One policy change can help end blight of abandoned property in Michigan
For decades, many U.S. communities have suffered from population loss and economic decline, resulting in widespread abandonment of industrial and commercial buildings. In Michigan, according to the Center for Automotive Research, about 105 of the 170 automotive plants built here since 1979 have closed – and that doesn’t include the many abandoned non-automotive industrial and commercial facilities that plague our communities.
This pattern of abandonment, we contend, is due in large part to current land-ownership policies that allow owners to literally “walk away” from their privately held parcels and burden the public sector with the cost of blight removal.
This flood of abandonment and subsequent blight has left communities with a large number of vacant properties and limited public resources to rehabilitate or commission deconstruction.
Through the current “throw away” society, private industry is not responsible for repurposing, reuse or potential resale of developed properties. The policy may actually encourage irresponsible private industry behavior by incentivizing the abandonment of properties by placing these costs on taxpayers rather than the consumers of that product or service
Our research at the Michigan State University Center for Community and Economic Development examined the feasibility of adopting sound public policy that would require private entities to secure financial instruments (i.e., insurance and guarantee bonds) on newly built commercial and industrial structures. This would ensure that at the end of a structure’s useful life financial resources to fund deconstruction would be available, thus ending the practice of private property abandonment and alleviate the hardships placed on a community to finance removal. This policy would place the cost of deconstruction on the owners/customers of a specific product or service.

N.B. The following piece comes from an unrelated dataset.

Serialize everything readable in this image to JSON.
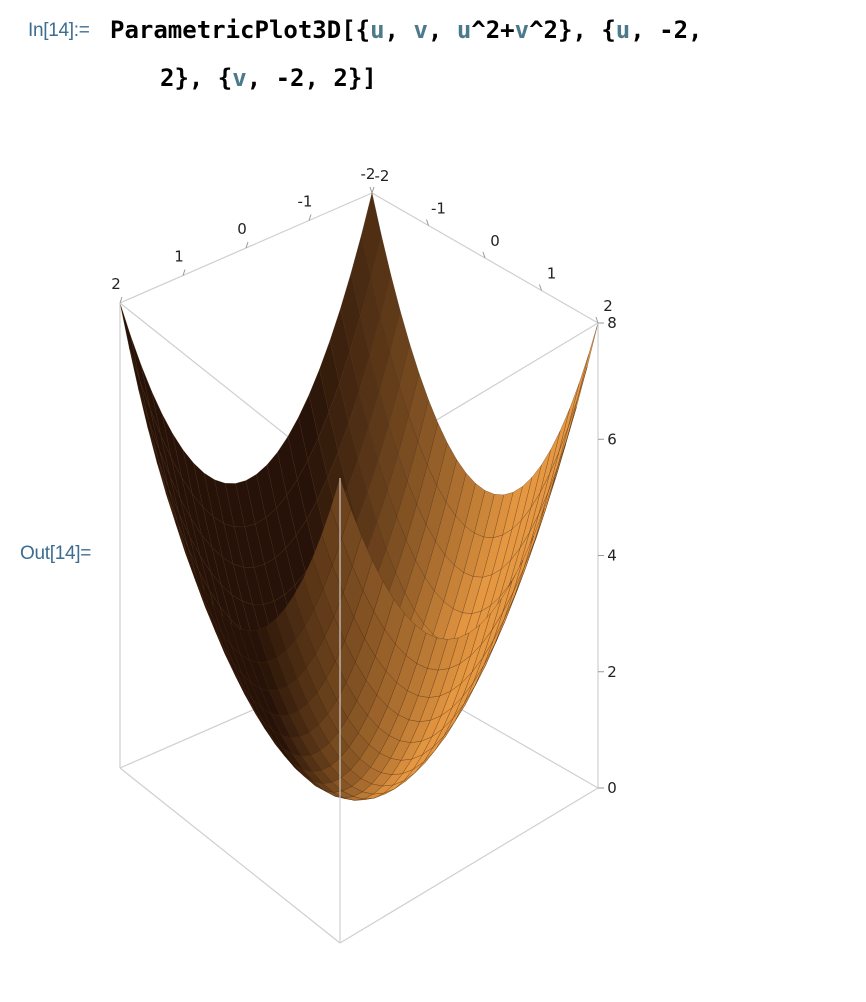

We contend the abandoned and blighted industrial properties scattered across the nation’s cities pose a serious threat to public health and welfare. Abandonment and the blight that follows has been estimated to reduce property values in adjoining properties within a 1.5 mile radius by 10 percent.
Alternatively, the cleanup of blighted brownfields has been estimated to increase property values in adjoining properties within a 1.5 mile radius by 10 percent. Blight sets in motion a downward spiral in a community’s quality of life with negative social and economic consequences for surrounding residential, commercial and industrial properties and people.
Our research identifies a variety of precedent-setting policies and practices that seek to mitigate the cost of rehabilitation/abandonment of private structures and activities. These industries, such as mining, oil rigs, cell towers and wind turbines, currently require financial assurance for dismantling, removal and restoration of their sites. They use a variety of methods ranging from “tipping fees” to secured bonds.
These methods of paying for the true cost of a product or service are a strong free-market tool to measure real consumer demand of a product rather than the hidden subsidization of private property cleanup. We believe this method of true-cost accounting is a more equitable and socially responsible way for doing business and assessing the cost of goods and services and provides for a more market-driven approach to ending abandonment than the current publically subsidized model.
Ultimately, we propose a new method to preventing the perpetual cycle of private property abandonment by requiring at the national level all new commercial and industrial projects to secure a private insurance policy to provide for the deconstruction of a property at the end of its useful life.
Such a policy could change the methods of construction, encourage the use of recyclable materials, create an entirely new insurance sector and end the cycle of abandonment and blight in communities. Future generations deserve a place not littered with the structural remnants of the past. Ending the cycle of private property abandonment is achievable with visionary leadership balanced with informed policy.